In mindfulness training including the pedagogy employed in the Mindful Practice in Medicine Program, a lot of time and energy is spent on cultivating what is referred to as the first foundation or first establishment of mindfulness, stated simply by the late teacher Thich Nhat Hanh as mindfulness of the body in the body. Body awareness through mindful attention with the development of increasing levels of embodiment comes about through building awareness of the body through our senses as well as through awareness of our emotional relationship to the body and our cognitive constructions about the body (these levels of mindful awareness in turn integrate the 2nd and 3rd foundations within the cultivation of the first, as they are not truly separate). We could argue that somatic awareness taught in this way could be a reassuring foundation across formal and informal educational experiences for all of us. For the patient to be able to recognize, describe, and accurately express physical symptoms and for the clinician to be able to trust and understand those descriptions in part through their own personal somatic awareness achieved through cultivation of the first foundation of mindfulness would add tremendously to the success of the medical encounter, the cultivation of empathy, and the diagnostic and therapeutic processes.
Equally, or perhaps more importantly (and one reason why the Star Trek approach falls far short), as Kate Bowler describes so beautifully, healing is much more than getting the right diagnosis and the right treatment. There remains the lived experience of illness and suffering and loss that is in part, perhaps in large part, an embodied one.
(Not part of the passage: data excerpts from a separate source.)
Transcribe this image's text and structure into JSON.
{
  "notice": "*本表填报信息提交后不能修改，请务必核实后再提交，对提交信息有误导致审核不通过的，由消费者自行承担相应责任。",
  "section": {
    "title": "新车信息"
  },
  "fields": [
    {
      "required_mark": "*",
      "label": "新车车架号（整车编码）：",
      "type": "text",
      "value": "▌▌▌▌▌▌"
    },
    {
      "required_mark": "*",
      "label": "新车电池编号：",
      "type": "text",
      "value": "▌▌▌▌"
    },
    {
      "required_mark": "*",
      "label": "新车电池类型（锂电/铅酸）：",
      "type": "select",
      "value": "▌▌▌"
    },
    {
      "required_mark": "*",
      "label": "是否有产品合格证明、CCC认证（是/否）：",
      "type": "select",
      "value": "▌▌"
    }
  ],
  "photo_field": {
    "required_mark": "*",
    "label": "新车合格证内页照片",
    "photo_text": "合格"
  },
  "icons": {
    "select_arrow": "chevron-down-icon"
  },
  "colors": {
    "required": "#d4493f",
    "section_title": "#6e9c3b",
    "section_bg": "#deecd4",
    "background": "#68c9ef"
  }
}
And it requires a meeting of embodied human beings to care for and, in Jon Kabat Zinn’s characterization about what healing is, to come to terms with things as they are. How does the health professional begin to enact healing in this way? I offer following as an attempt to render this creative, uncertain, and vital endeavor:
Here I am.
Here you are.
How can I help?
What hurts?
Where?
How?
I understand that a bit because I have a body too.
I have some knowledge that may help.
I will try.
I will do my best.
It hurts to see you suffer.
It feels good to help relieve it.
I won’t abandon you.
You are not alone.
Our mindfulness practices, however, we understand them, however we practice them, and however we return to them, reliably and consistently build the being part of our humanity that connects us on human- physical, emotional, and cognitive levels with another. We can trust in what we discover as we practice our embodiment in the classrooms of life- for the curriculum can be found in everything and everywhere that we work, dwell, and have this human experience.